Saturday, May 24, 2008

Newsweek Edits Out McCain's Most Recent Cancer Surgery

Yesterday, John McCain allowed a few reporters to view his medical records for a few hours. The AP report which emerged from that session reported that McCain had had an undisclosed surgery in February of this year--while he still had at least one rival in the GOP nominating contest:

McCain's most recent exams show a range of health issues common in aging: He frequently has precancerous skin lesions removed, and in February had an early stage squamous cell carcinoma, an easily cured skin cancer, removed. He had benign colon growths called polyps taken out during a routine colonoscopy in March.

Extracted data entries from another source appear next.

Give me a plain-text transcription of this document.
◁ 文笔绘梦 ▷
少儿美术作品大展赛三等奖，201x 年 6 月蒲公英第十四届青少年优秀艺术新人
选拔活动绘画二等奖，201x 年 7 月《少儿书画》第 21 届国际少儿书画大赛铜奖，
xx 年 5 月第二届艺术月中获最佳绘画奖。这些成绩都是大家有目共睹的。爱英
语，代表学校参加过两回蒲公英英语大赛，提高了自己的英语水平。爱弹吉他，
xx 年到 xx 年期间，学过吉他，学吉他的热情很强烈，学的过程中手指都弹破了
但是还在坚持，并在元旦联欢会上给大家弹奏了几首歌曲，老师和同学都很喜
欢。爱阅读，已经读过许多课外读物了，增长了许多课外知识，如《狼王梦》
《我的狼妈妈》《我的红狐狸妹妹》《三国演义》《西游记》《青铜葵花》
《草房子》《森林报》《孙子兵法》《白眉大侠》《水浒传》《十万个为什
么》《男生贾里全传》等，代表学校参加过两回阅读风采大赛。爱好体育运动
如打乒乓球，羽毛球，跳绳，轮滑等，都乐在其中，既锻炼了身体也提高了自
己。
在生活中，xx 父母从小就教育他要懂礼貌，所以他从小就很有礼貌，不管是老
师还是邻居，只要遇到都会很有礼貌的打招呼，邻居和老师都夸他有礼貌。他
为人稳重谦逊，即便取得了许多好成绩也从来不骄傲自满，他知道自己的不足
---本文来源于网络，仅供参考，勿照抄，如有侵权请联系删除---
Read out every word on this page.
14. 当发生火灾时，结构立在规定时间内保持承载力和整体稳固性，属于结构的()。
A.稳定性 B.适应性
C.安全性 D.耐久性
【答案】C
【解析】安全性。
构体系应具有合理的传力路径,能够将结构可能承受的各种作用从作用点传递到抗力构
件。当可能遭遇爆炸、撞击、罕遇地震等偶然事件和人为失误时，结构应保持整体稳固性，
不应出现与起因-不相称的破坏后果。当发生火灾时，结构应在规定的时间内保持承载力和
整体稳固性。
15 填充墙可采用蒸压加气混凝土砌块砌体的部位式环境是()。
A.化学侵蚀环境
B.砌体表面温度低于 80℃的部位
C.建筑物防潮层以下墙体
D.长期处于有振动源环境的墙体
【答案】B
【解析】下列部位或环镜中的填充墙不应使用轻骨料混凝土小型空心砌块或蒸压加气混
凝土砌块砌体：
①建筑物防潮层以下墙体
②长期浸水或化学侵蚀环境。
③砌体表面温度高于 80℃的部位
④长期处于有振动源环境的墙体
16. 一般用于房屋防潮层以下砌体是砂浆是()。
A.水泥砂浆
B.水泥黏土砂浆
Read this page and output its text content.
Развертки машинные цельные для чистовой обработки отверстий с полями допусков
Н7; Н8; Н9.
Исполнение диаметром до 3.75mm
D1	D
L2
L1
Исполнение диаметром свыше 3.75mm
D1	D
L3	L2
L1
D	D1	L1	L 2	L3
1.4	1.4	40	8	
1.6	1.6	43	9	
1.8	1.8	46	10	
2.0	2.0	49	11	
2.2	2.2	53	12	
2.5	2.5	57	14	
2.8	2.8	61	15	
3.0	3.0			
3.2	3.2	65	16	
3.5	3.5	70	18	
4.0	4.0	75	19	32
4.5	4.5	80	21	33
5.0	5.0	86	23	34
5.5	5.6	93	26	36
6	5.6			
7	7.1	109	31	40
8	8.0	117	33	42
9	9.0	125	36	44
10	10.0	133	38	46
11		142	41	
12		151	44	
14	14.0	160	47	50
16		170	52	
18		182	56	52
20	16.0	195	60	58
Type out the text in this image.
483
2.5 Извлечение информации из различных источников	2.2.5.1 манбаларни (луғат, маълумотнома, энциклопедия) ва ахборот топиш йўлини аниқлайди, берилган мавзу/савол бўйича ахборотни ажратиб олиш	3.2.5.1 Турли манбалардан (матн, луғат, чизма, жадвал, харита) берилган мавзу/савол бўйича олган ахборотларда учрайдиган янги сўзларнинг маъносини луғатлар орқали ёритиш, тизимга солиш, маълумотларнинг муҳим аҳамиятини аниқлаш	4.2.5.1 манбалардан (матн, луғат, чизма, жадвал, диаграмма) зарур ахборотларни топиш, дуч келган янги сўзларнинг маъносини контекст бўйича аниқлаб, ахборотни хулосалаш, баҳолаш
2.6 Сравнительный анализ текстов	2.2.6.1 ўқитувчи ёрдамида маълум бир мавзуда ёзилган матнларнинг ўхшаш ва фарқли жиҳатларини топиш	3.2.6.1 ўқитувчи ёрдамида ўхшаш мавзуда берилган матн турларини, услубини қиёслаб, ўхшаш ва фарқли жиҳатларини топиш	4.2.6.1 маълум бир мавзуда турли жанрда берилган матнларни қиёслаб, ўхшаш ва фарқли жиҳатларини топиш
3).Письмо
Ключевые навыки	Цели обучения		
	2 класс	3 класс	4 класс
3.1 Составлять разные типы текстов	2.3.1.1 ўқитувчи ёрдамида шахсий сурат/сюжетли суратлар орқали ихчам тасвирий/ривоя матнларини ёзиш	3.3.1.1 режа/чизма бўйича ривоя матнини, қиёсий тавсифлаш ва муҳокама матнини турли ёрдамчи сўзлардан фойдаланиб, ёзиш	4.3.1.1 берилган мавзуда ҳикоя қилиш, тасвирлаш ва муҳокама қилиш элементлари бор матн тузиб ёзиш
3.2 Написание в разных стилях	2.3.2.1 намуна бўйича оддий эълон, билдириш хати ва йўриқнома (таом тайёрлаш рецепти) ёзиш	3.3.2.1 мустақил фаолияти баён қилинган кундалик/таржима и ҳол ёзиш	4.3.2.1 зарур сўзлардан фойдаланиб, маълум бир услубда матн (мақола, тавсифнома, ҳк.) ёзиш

In Newsweek magazine's version of the story, which is credited to the AP, this fact does not appear:

McCain's most recent exams show a range of health issues common in aging: He had benign colon polyps removed during a routine colonoscopy in March, growths that are common with age and that sometimes turn cancerous unless taken out.

He takes medication to keep his cholesterol in check and just switched from the controversial Vytorin that made headlines this winter to a proven standby, simvastatin.

The Vietnam veteran has degenerative arthritis from war injuries that might mean a future joint replacement.

[. . .]

The documents include mundane personal details, such as the fact that he had earwax removed earlier this year and the dermatologist showed his wife, Cindy, how to monitor possibly suspicious skin spots hidden by his waistband. Though he's known as temperamental, the doctors made a point of repeatedly writing in the documents that he was "pleasant."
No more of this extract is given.